Did I mention our city slogan is "Keep Portland Weird?"

17 comments:

  1. Our city slogan: "Keep Burlington really boring while pretending it's full of culture and counter-culture!"

    I've probably only mentioned this story, but I'm nothing if not redundant:

    1989 Rose Festival. USCGC Fir is attending. My underage crewmate and I wander the streets around 10pm looking for something not Rose Festival-related. We found an open coffee shop with music coming out. We headed in. The band was made up of a singer (young Roger Daltry-looking fellow in orange/white flowered granny bellbottoms), a violinist (attractive brunette in black negligee) a bass player (punk with a really beat up bass) and a drummer ( very young kid. maybe middle school). The band had great energy and ended the night by playing tv themes. The duet of 'Those Were The Days" by the singer and violinist was spectacular.

    After the show, the singer came over to our table, as it turned out we'd been sitting and chatting with his mom! I don't remember the conversation, but I remember laughing a lot. He ended the night by carefully putting a .22 lr round in my palm and very seriously intoning that it was 'for protection'.

    Man. What a great town!

    ReplyDelete
  2. This post made me want a monkey puppet even more than I want air.

    DAMN YOUUUU!

    ReplyDelete
  3. Arkonbey-

    That is a wonderful story. I wonder why he was carrying that bullet around.

    That Face!

    I have a spare. I'll send it to you.

    ReplyDelete
  4. I suppose you're going to say that Portland is way cooler than Cleveland? Betcha we've got more abandoned warehouses and rusted-out bridges.

    Take that, smart guy.

    ReplyDelete
  5. Anonymous10:46 AM

    ..two beautiful women pulling along a wiener dog walk into a bar...

    ReplyDelete
  6. While here in Salt Lake we only claim to be the cleanest city in the world, boring, yes, narrow minded and homophobic, yes, racist, yes, but by god we're clean. I do my own little part to dirty up the place, but what can one reclusive old woman with a wiener dog do, what with all this clean?

    ReplyDelete
  7. Dean: For protection
    Utah Savage: Doesn't it depend on what you feed the wiener dog?

    ReplyDelete
  8. Great description of Portland. We visited there a few years ago and loved it. Our kind of place!

    ReplyDelete
  9. I haven't spent time in PDX in years... you make me nostalgic. Still, we have plenty of weirdness down the valley too.

    ReplyDelete
  10. Sounds like an amazing day.
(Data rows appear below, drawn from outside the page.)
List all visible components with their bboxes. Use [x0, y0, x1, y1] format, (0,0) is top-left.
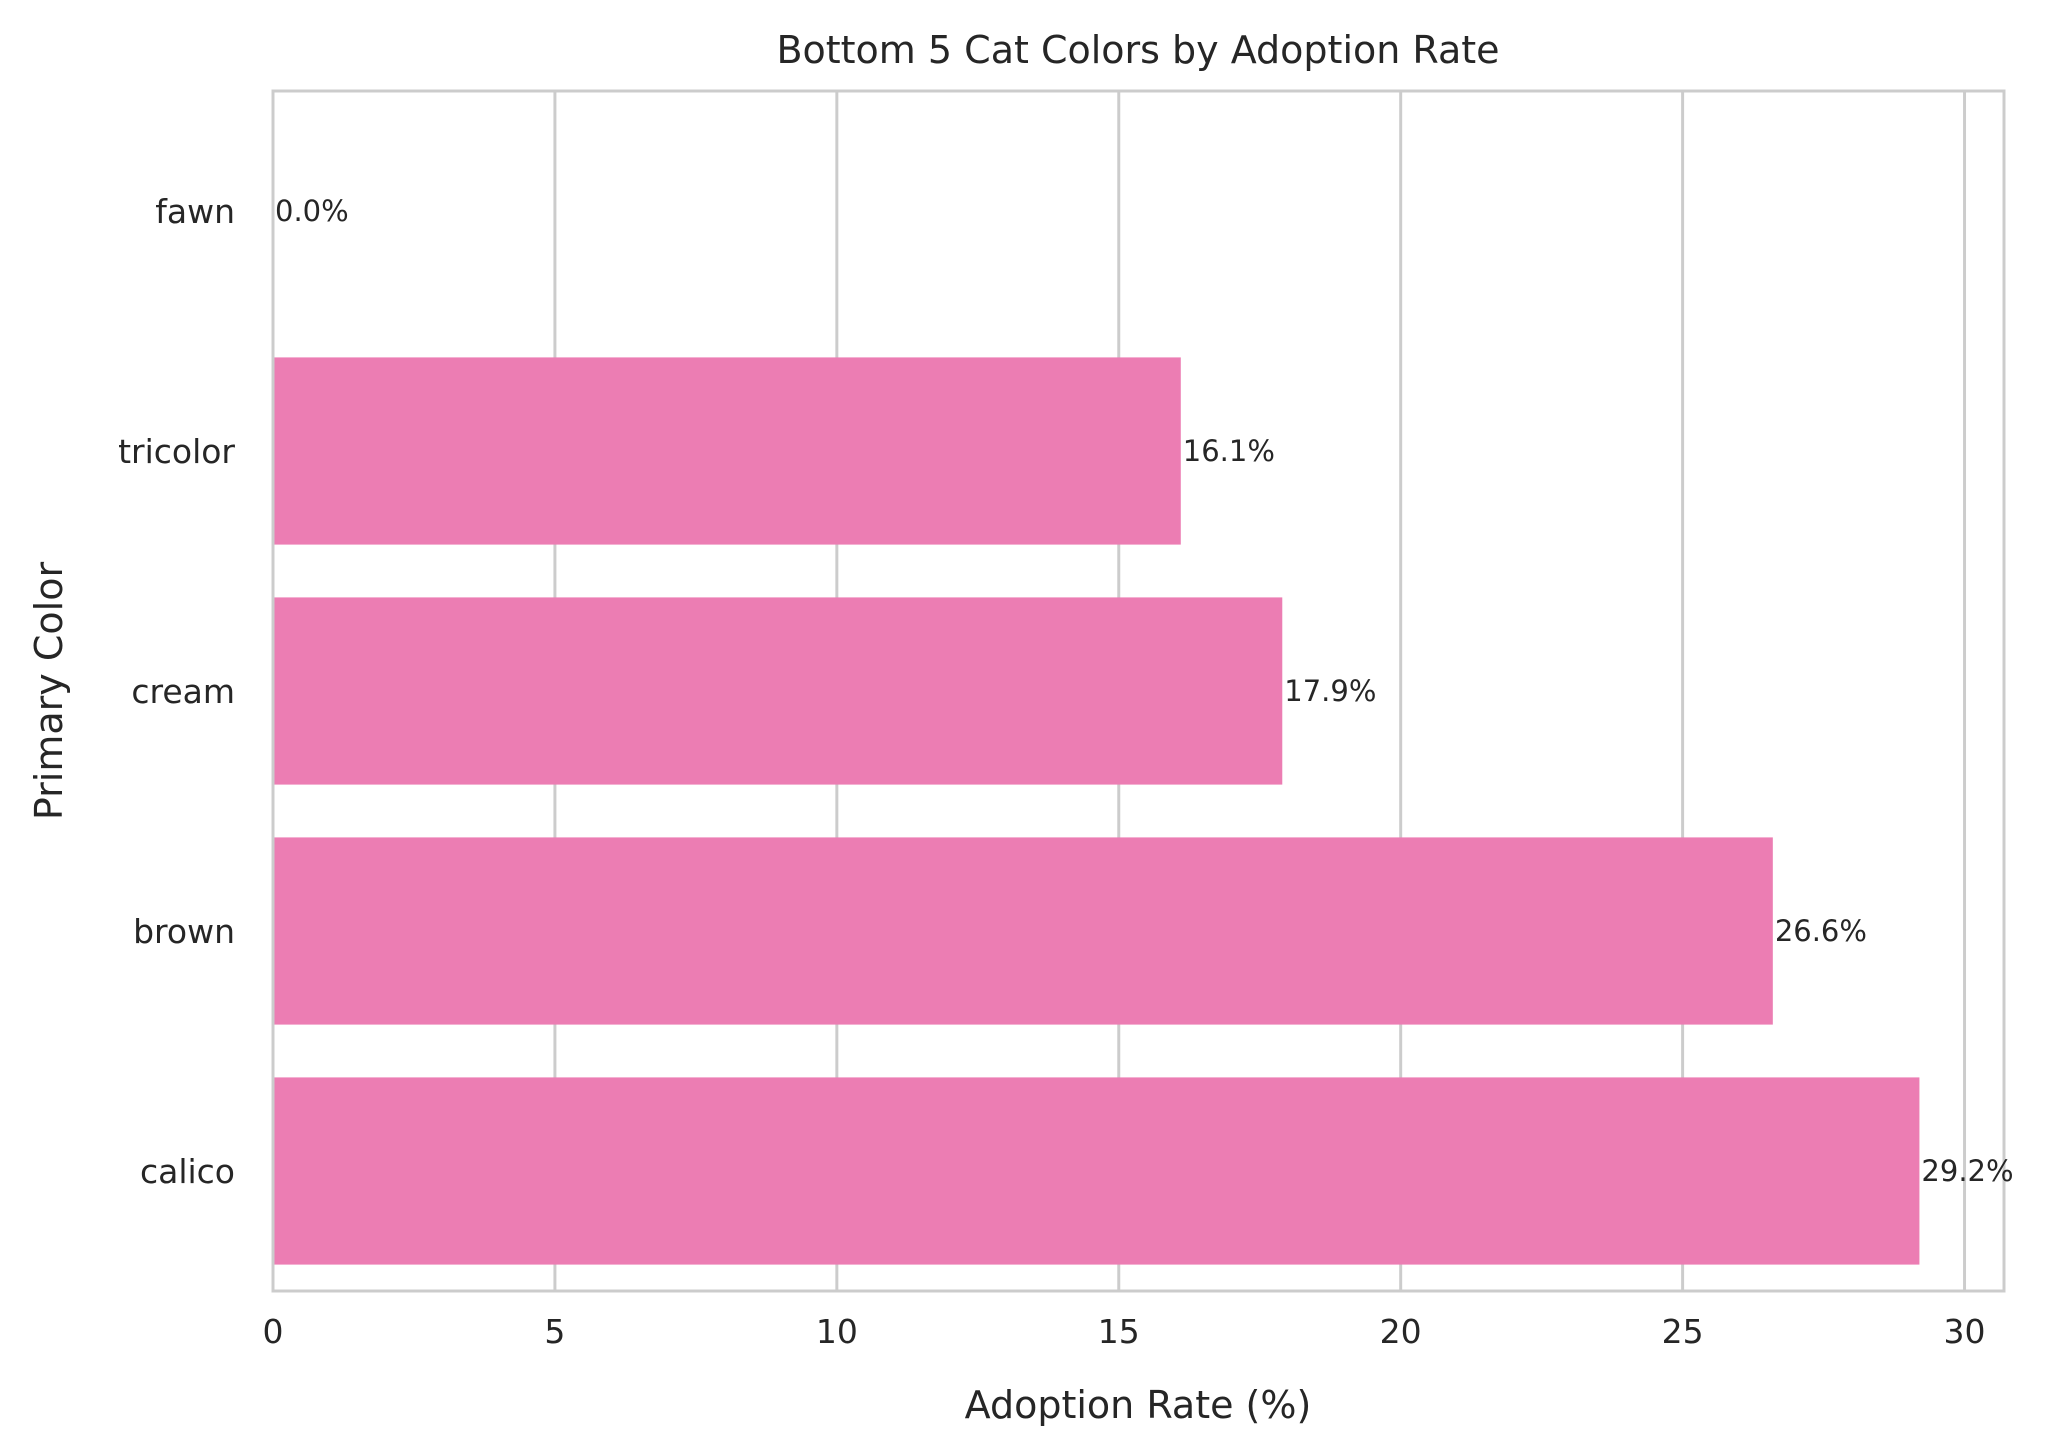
- x-tick-label: 25: [1662, 1312, 1704, 1351]
- bar-calico: [273, 1077, 1920, 1265]
- y-tick-label: fawn: [155, 192, 235, 231]
- chart-title: Bottom 5 Cat Colors by Adoption Rate: [776, 28, 1499, 72]
- x-tick-label: 15: [1098, 1312, 1140, 1351]
- y-tick-label: tricolor: [118, 432, 235, 471]
- bar-cream: [273, 597, 1283, 785]
- data-label-cream: 17.9%: [1284, 674, 1376, 708]
- x-tick-label: 0: [263, 1312, 284, 1351]
- x-tick-label: 30: [1944, 1312, 1986, 1351]
- data-label-fawn: 0.0%: [275, 194, 349, 228]
- y-tick-label: brown: [133, 912, 235, 951]
- x-tick-label: 20: [1380, 1312, 1422, 1351]
- x-tick-label: 5: [544, 1312, 565, 1351]
- plot-frame: [271, 89, 2006, 1293]
- bar-brown: [273, 837, 1773, 1025]
- y-tick-label: calico: [140, 1152, 235, 1191]
- data-label-brown: 26.6%: [1775, 914, 1867, 948]
- x-tick-labels: 0 5 10 15 20 25 30: [263, 1312, 1986, 1351]
- x-axis-label: Adoption Rate (%): [965, 1383, 1312, 1427]
- data-labels: 0.0% 16.1% 17.9% 26.6% 29.2%: [275, 194, 2014, 1188]
- x-tick-label: 10: [816, 1312, 858, 1351]
- data-label-tricolor: 16.1%: [1183, 434, 1275, 468]
- y-tick-labels: fawn tricolor cream brown calico: [118, 192, 235, 1191]
- y-axis-label: Primary Color: [27, 562, 71, 821]
- bars: [273, 357, 1920, 1265]
- y-tick-label: cream: [131, 672, 235, 711]
- bar-tricolor: [273, 357, 1181, 545]
- data-label-calico: 29.2%: [1921, 1154, 2013, 1188]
Here in Cincinnati our motto is "Um...we're Cincinnati." They haven't fully embraced the foodopolis (yes, previously named porkopolis) that it now is. I think there's a self-defeating tone of not wanting to be too great lest we not live up to the hype.

    As opposed to Cleveland where there is no wanting or hype past the sad, rusted pipes of industry and the corroding of the souls of the people. But I can say that because it's all love talk and I spent most of my life in Cleveland.

    ReplyDelete
  11. I wouldn't brag about stealing another city's slogan, especially since it's one touting your individuality.

    And until you have a mayoral candidate like this, I'm afraid Austin has you beat.

    And I say this as a Chicagoan.

    ReplyDelete
  12. Ours is, make sure to contribute to air pollution!

    ReplyDelete
  13. Ubermilf, have you never heard of Bud Clark? Portlanders don't just have nutty nominees, they elect them, and you can't argue Clark wasn't an excellent mayor. And that was nearly 25 years ago.

    ReplyDelete
  14. That's my town, baby.

    ReplyDelete
  15. Ah Dean that's not normal for the rest of the country?

    ReplyDelete
  16. I love it. Here all we have is the dude who strolls back and forth on the walkway over 94 between Mlps and St. Paul with conservative sayings on his sandwich board.

    ReplyDelete
  17. Anonymous10:10 AM

    "Keep Portland Weird" is not our city slogan. It's just a clever saying on a bumper sticker purchased by thousands of local sheep.